A corpse way or corpse road is an historical track across country from a settlement that did not have a graveyard to one that did. These mark the route taken from outlying places to the nearest place of internment. A few of the roads are marked on maps and even signposted but most are only known from antiquarian references, or local reputation.
For centuries the right of sepulture, that is the church’s permission to have a consecrated graveyard, was jealously guarded. There are examples of remote villages petitioning the authorities, even up to the Pontiff, to be granted the right for a more local resting place, often citing the difficulties of the journey to the nearest one over mountain, moor or marsh and in severe weather.

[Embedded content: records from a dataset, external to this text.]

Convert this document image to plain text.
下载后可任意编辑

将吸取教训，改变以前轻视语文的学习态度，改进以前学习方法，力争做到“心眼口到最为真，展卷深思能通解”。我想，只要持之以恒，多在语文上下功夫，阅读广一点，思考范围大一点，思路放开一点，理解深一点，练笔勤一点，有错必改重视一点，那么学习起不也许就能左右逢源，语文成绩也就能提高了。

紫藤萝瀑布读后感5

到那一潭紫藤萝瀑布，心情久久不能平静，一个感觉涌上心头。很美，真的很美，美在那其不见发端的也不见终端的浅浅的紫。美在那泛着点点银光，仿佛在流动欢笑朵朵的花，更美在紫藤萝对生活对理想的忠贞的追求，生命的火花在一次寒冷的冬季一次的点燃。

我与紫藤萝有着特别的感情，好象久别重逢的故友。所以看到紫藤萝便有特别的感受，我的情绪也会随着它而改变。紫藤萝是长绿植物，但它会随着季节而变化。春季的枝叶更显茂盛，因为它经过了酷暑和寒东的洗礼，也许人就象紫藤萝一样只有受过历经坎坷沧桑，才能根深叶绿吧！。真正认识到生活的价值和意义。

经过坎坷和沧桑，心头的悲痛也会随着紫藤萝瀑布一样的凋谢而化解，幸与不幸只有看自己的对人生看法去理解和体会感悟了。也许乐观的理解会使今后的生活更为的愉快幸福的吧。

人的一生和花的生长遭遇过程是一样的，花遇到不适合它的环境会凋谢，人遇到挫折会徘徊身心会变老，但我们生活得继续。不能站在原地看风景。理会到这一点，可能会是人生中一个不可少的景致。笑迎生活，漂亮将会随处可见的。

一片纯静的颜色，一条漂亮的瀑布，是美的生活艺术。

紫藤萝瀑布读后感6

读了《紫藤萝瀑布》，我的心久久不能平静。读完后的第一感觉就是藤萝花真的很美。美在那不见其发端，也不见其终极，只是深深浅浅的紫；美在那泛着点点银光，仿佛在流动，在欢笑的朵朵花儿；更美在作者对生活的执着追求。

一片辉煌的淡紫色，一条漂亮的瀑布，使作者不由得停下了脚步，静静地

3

The Corpse Roads of Cumbria by Alan Cleaver and Lesley Park (Chitty Mouse Press, 2018) is the first full survey of these cortege ways in a county known for its remoteness and bleakness. The authors describe the routes, with directions enabling walkers to follow them, and note interesting features on the way such as reputed coffin stones, where the processions are said to have paused and set down their load, holy wells, ancient bridges and lonnings, the local green lanes. They also recount legends associated with the paths, and delve deeply to discover the earliest known references to them, revealing that in some cases all is not quite what it seems.
A noted legend tells of a macabre incident which was the inspiration for
The Shadow of a Crime (1885), the first novel by Hall Caine, the highly popular Victorian novelist. As this new study relates, Caine explained, in
My First Book (1892), that he had heard it from his grandfather. “My mother’s father,” he noted, “was a Cumberland man, and he was full of the lore of the hills and dales.” The story told how not once but twice horses carrying a coffin over the mountains were startled, bolted and disappeared, but were sometimes still be heard or glimpsed still carrying their burden over the lonely country (there is an extra twist or two to the yarn in Caine’s telling too).
This thoroughly researched and fascinating study also offers vignettes about local funeral customs and folk tales, and is a richly sombre compendium full of unusual and often previously unrecorded details.
This definitely sounds like something I want to have a look at. Right up my alley.